1. The multivariate version doesn't work.

You can't always decompose a multivariate function into a sum of univariate functions. Consider the following. Let \( f: (x,y)\mapsto xy \) be a bivariate function over \( x,y\in\{0,1\} \), so \( f(0,0)=f(0,1)=f(1,0)=0 \) and \( f(1,1)=1 \). If this were decomposable into univariate functions \( f(x,y)=g(x)+h(y) \), then we would have
\( 1=f(1,1)\\
=g(1)+h(1)\\
=g(1)+h(0)-h(0)-g(0)+g(0)+h(1)\\
=f(1,0)-f(0,0)+f(0,1)\\
=0, \)
a contradiction. This problem can arise when two input samples share at least one coordinate. (If all the duplicate coordinates are for only one of the axes, then the version of the interpolation method you presented is buggy, but it can at least be repaired.)

(Related: The Kolmogorov-Arnold superposition theorem says that you can always decompose continuous multivariate functions into a finite number of continuous univariate functions, but it's a bit more involved than just adding up one function per component. The surprising part of the theorem is that the process is only a bit more involved!)

2. The handling of nonintegers is very unnatural.

The method as described in the video can only work if all the sampling locations lie on decadic rationals (the real numbers that have terminating decimal expansions).

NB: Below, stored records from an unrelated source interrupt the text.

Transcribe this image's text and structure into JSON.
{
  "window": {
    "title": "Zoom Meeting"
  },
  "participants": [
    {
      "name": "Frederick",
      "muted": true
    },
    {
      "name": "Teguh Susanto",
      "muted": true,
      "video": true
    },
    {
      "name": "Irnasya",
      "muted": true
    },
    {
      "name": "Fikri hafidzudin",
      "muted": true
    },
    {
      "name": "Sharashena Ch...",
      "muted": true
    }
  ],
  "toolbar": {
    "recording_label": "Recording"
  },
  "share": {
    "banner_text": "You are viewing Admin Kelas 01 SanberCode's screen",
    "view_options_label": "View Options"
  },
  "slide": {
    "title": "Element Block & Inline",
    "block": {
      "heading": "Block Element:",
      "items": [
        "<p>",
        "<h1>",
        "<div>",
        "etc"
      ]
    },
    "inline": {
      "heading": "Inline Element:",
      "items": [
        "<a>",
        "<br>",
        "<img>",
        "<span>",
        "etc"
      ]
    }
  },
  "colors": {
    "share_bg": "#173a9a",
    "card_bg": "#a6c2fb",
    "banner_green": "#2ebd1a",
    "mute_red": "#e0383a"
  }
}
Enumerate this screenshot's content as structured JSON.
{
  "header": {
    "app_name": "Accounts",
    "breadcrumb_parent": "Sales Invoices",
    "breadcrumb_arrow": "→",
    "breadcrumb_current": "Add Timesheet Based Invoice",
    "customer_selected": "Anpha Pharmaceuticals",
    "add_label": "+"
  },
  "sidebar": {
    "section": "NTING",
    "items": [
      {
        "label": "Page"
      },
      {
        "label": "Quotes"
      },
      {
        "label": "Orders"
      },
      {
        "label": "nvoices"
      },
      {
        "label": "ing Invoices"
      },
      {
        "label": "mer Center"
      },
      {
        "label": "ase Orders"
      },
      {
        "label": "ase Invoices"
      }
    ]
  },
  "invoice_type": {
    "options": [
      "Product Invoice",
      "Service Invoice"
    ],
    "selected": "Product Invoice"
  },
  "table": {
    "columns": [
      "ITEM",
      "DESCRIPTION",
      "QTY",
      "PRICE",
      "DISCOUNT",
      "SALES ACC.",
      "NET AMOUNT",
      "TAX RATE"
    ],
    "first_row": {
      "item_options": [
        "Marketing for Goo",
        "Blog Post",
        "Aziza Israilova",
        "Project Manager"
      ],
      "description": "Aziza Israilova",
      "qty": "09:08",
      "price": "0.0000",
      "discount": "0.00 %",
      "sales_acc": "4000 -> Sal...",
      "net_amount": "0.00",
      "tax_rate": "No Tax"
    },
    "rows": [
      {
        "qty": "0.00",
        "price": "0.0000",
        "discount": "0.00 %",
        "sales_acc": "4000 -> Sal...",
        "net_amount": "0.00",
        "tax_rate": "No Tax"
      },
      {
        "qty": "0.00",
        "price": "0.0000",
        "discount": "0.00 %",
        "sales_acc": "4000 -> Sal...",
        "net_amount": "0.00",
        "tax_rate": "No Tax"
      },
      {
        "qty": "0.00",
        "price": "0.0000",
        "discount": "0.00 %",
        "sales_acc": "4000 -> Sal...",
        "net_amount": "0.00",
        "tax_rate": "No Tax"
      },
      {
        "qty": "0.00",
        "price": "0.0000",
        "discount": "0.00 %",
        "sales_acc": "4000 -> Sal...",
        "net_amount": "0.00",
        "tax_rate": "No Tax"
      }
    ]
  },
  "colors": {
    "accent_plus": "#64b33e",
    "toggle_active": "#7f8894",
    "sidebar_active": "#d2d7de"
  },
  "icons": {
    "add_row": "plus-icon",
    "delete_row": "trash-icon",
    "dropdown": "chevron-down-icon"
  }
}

For example, having one of the independent variables at 1/3 (= 0.333…) would break it, because you can't multiply this by any power of 10 to get an integer. So maybe you repair this method by just multiplying by the LCM of the denominators… but what about irrational numbers? You can't multiply \( \sqrt2 \) by any integer to get an integer.

Even if we stick to just the decadic rationals, it's still problematic because the interpolation doesn't behave nicely under small perturbations of the sampling locations. Shifting a sampling location from 5 to 5.000001 dramatically changes the interpolated function, for example.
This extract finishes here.